Published online by Cambridge University Press: 22 August 2009
Among the many innovations in healthcare that came to the fore in the UK during the first decade of the twenty-first century was legislation allowing professionals other than doctors to prescribe for patients under certain conditions. Non-medical prescribing, as it is generally referred to, has been the focus of research, commentary and debate for some time. Although the number of prescribers has been growing steadily, those who opt to take on this role are still a minority within their respective professions. Some commentators have played down its significance; but others have seen it as symptomatic of a radically changing National Health Service (NHS) and a predictor of many more radical changes to come. There is little doubt that non-medical prescribing has the potential to change the concept and delivery of healthcare provision in the UK.

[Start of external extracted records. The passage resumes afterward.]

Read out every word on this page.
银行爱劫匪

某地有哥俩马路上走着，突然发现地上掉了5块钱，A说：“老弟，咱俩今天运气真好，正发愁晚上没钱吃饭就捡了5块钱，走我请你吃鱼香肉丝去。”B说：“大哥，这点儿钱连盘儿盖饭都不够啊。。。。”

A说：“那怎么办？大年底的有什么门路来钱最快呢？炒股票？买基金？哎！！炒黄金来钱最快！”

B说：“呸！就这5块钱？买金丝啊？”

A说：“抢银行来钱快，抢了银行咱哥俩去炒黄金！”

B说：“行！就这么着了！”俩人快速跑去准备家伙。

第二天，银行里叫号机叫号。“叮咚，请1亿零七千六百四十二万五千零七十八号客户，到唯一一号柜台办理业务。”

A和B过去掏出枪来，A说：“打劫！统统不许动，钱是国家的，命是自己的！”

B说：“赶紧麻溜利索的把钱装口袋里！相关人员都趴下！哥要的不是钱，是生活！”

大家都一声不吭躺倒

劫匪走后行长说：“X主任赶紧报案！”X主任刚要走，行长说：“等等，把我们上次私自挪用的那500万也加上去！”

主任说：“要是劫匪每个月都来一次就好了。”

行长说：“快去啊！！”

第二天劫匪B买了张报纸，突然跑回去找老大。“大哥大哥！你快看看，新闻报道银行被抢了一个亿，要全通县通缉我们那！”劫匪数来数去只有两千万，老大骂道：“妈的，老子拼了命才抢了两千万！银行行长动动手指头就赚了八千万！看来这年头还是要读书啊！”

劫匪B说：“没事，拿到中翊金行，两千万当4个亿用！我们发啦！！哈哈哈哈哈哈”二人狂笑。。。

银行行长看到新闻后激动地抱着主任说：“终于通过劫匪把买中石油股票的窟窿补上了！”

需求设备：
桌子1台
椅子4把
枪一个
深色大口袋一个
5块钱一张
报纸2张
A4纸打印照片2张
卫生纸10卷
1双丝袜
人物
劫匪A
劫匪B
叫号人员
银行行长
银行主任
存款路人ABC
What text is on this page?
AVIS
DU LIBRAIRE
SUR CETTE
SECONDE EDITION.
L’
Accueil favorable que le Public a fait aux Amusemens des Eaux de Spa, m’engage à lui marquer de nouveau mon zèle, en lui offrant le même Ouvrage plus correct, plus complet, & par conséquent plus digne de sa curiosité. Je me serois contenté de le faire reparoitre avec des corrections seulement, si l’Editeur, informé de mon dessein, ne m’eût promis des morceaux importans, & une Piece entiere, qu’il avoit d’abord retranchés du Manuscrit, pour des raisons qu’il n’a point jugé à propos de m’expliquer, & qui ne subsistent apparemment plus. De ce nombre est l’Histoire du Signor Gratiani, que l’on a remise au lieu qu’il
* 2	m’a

The idea of granting professions other than the medical profession prescriptive authority was first mooted in the UK in 1986. Although non-medical prescribing was initially restricted to community nurses, it has gathered rapid momentum during the first decade of the twenty-first century and has now extended to many more disciplines (Humphries & Green, 2002). Although time and resources were required to prepare personnel for prescribing, it was generally believed that the advantages of having non-medical prescribers would more than compensate for the effort of training them. Non-medical prescribers would, it was argued, provide more choice for patients and encourage well-informed debate about the benefits and drawbacks of pharmacological interventions (Luker et al., 1998).